In just one 24-hour post-election news cycle the week after former Vice President Biden was declared winner:
• News organizations had to cover not one, but two, press conferences where ranking administration officials acted like an election never happened, much less that their boss lost.
• Attorney General William Barr handed to Justice department prosecutors the authority to investigate claims of voter fraud.
• Emily Murphy, head of the General Services Administration, refused to sign papers to release to Biden $6.3 million of $10 million set aside for his transition because it’s unclear to her who had won.
•Federal agencies have been told to proceed with Trump’s fiscal 2022 budget.
•Trump fired Defense Secretary Mark Esper and demoted Federal Energy Regulatory Committee Chairman Neil Chatterjee in a spree of administration figures deemed not sufficiently loyal.
•Installed Mike Ellis as general counsel to the National Security Agency, making him more difficult to fire (except Trump may not remember issuing an executive order that would, in fact, make him easier to fire).
There are many more examples that seem like random individual meltdowns, but they all matter – they are as complex a power play the Trump administration can muster in its three-pronged strategy, along with fighting math in the courts and working up the base with baseless claims of voter fraud.
This strategy – using the war on election math to hinder Biden’s transition as much as bureaucratically possible – is what is left if the other two don’t work and it offers valuable insight into the administration and what they really think of their opponent, Joe Biden.
About this time four years ago. Chris Christie, then the governor of New Jersey and a late-to-the-bandwagon Trump supporter, volunteered for the thankless task of heading the transition team of the newly elected Donald J. Trump.
It was an offer Trump initially rejected because, according to Michael Lewis, author of “The Fifth Risk,” which talks about the missed opportunities of Trump’s own transition, “why did anyone need to plan anything before he actually became president?”
Well, Christie said, it was required.
The Presidential Transition Act, which Congress first passed in 1963 and has been amended four times -- as recently as 2019 – to “recognize the increasing complexities of presidential transitions” was passed to ease and promote the orderly transfer of power because “any disruption occasioned by the transfer of executive power could produce results detrimental to the safety and well-being of the United States and its people.”

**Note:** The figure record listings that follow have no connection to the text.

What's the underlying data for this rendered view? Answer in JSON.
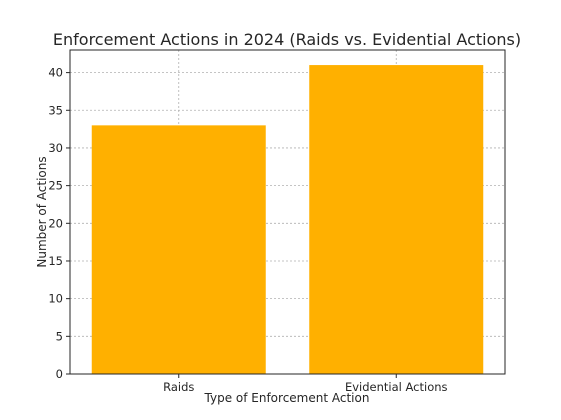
{
  "chart_data": {
    "type": "bar",
    "title": "Enforcement Actions in 2024 (Raids vs. Evidential Actions)",
    "xlabel": "Type of Enforcement Action",
    "ylabel": "Number of Actions",
    "categories": [
      "Raids",
      "Evidential Actions"
    ],
    "values": [
      33,
      41
    ],
    "ylim": [
      0,
      43
    ],
    "yticks": [
      0,
      5,
      10,
      15,
      20,
      25,
      30,
      35,
      40
    ],
    "bar_color": "#FFB000",
    "grid": true
  }
}
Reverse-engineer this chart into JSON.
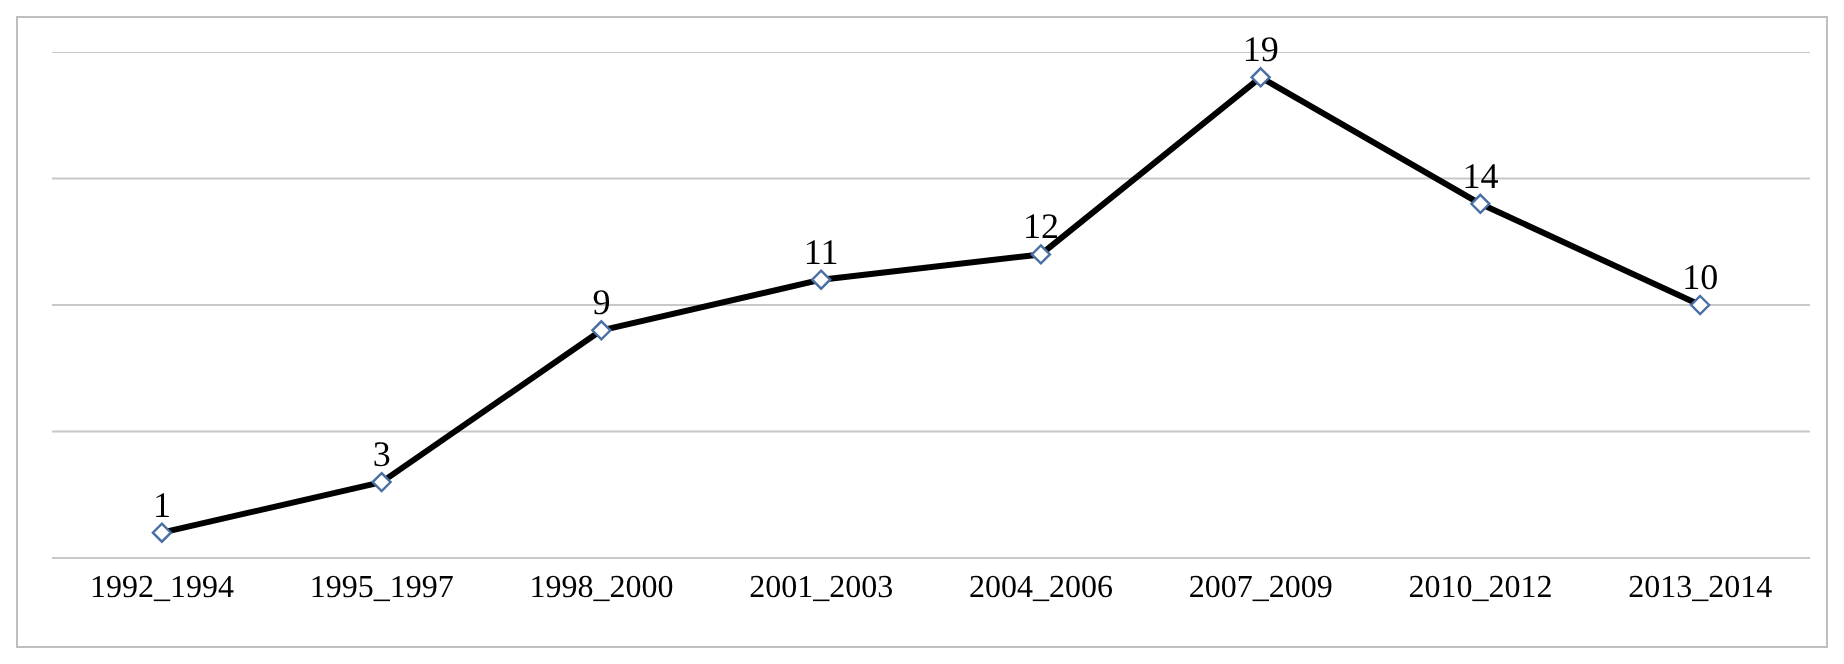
{
  "chart_data": {
    "type": "line",
    "categories": [
      "1992_1994",
      "1995_1997",
      "1998_2000",
      "2001_2003",
      "2004_2006",
      "2007_2009",
      "2010_2012",
      "2013_2014"
    ],
    "series": [
      {
        "color": "#000000",
        "values": [
          1,
          3,
          9,
          11,
          12,
          19,
          14,
          10
        ]
      }
    ],
    "ylim": [
      0,
      20
    ],
    "yticks": [
      {
        "value": 0,
        "label": null
      },
      {
        "value": 5,
        "label": null
      },
      {
        "value": 10,
        "label": null
      },
      {
        "value": 15,
        "label": null
      },
      {
        "value": 20,
        "label": null
      }
    ],
    "grid": "y",
    "tick_labels": "x",
    "marker": "diamond",
    "line_style": "solid",
    "data_labels": true,
    "legend": false
  }
}
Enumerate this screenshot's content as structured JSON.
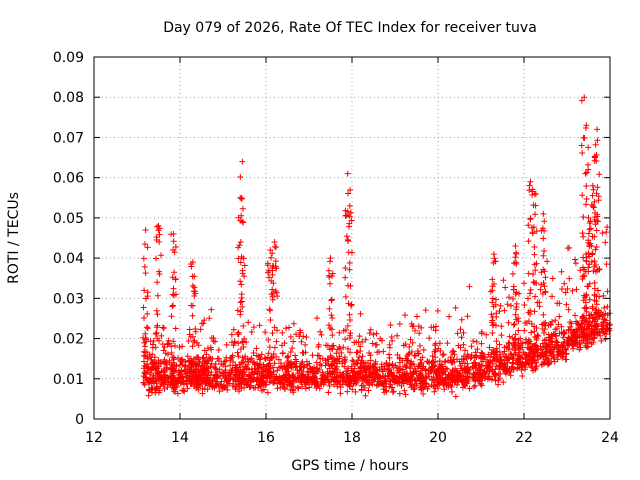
{
  "chart_data": {
    "type": "scatter",
    "title": "Day 079 of 2026, Rate Of TEC Index for receiver tuva",
    "xlabel": "GPS time / hours",
    "ylabel": "ROTI / TECUs",
    "xlim": [
      12,
      24
    ],
    "ylim": [
      0,
      0.09
    ],
    "x_ticks": [
      12,
      14,
      16,
      18,
      20,
      22,
      24
    ],
    "x_tick_labels": [
      "12",
      "14",
      "16",
      "18",
      "20",
      "22",
      "24"
    ],
    "y_ticks": [
      0,
      0.01,
      0.02,
      0.03,
      0.04,
      0.05,
      0.06,
      0.07,
      0.08,
      0.09
    ],
    "y_tick_labels": [
      "0",
      "0.01",
      "0.02",
      "0.03",
      "0.04",
      "0.05",
      "0.06",
      "0.07",
      "0.08",
      "0.09"
    ],
    "grid": true,
    "marker": "+",
    "color": "#ff0000",
    "data_start_hour": 13.15,
    "data_end_hour": 24.0,
    "peaks": [
      {
        "x": 13.2,
        "y": 0.047
      },
      {
        "x": 13.5,
        "y": 0.048
      },
      {
        "x": 13.85,
        "y": 0.046
      },
      {
        "x": 14.3,
        "y": 0.039
      },
      {
        "x": 15.4,
        "y": 0.055
      },
      {
        "x": 15.45,
        "y": 0.064
      },
      {
        "x": 16.1,
        "y": 0.042
      },
      {
        "x": 16.2,
        "y": 0.044
      },
      {
        "x": 17.5,
        "y": 0.04
      },
      {
        "x": 17.9,
        "y": 0.061
      },
      {
        "x": 17.95,
        "y": 0.053
      },
      {
        "x": 21.3,
        "y": 0.041
      },
      {
        "x": 21.8,
        "y": 0.043
      },
      {
        "x": 22.15,
        "y": 0.059
      },
      {
        "x": 22.25,
        "y": 0.056
      },
      {
        "x": 22.45,
        "y": 0.051
      },
      {
        "x": 23.4,
        "y": 0.08
      },
      {
        "x": 23.45,
        "y": 0.073
      },
      {
        "x": 23.7,
        "y": 0.072
      },
      {
        "x": 23.65,
        "y": 0.065
      },
      {
        "x": 23.6,
        "y": 0.058
      },
      {
        "x": 23.5,
        "y": 0.05
      }
    ]
  }
}
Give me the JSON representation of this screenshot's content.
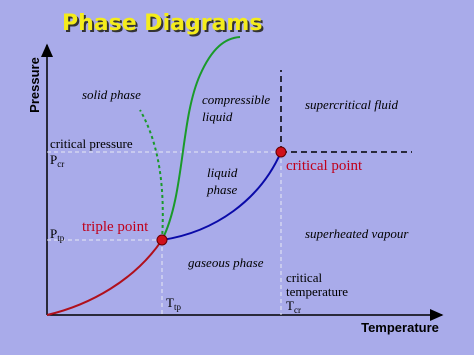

The act has key national security implications as well that involve background checks for the high-level members of the new administration so they could be done by the inauguration. The president-elect, under the act, is required to be given a classified summary as soon as possible after the election on national security threats, covert military operations and pending decisions on possible uses of military force.
So yes, the transition is a big deal and while Trump didn’t know that four years ago, he knows it enough now to try to impede Biden’s administration by pretending there remains some way the courts can shake out a few votes that Joe Biden will just give up and leave. And, if Biden’s stubborn enough to stay, well, he’ll be behind the eight-ball, won’t get anything accomplished and half the country will be against him.
But Biden isn’t some outsider who doesn’t know how Washington works. He’s spent 36 years in the Senate and ran for president one time more than Trump has. He has connections, including Trump’s predecessor, many of whom are experts in their field.
Unlike Trump four years ago, Biden knows the act and what he should be getting from it. Biden will listen to the experts, though they are being purged from the Trump administration at a rapid rate.
Joe Biden also has the resources and knowledge base to still have a functional government and a peaceful transfer of power the third week of January, regardless of what Trump does.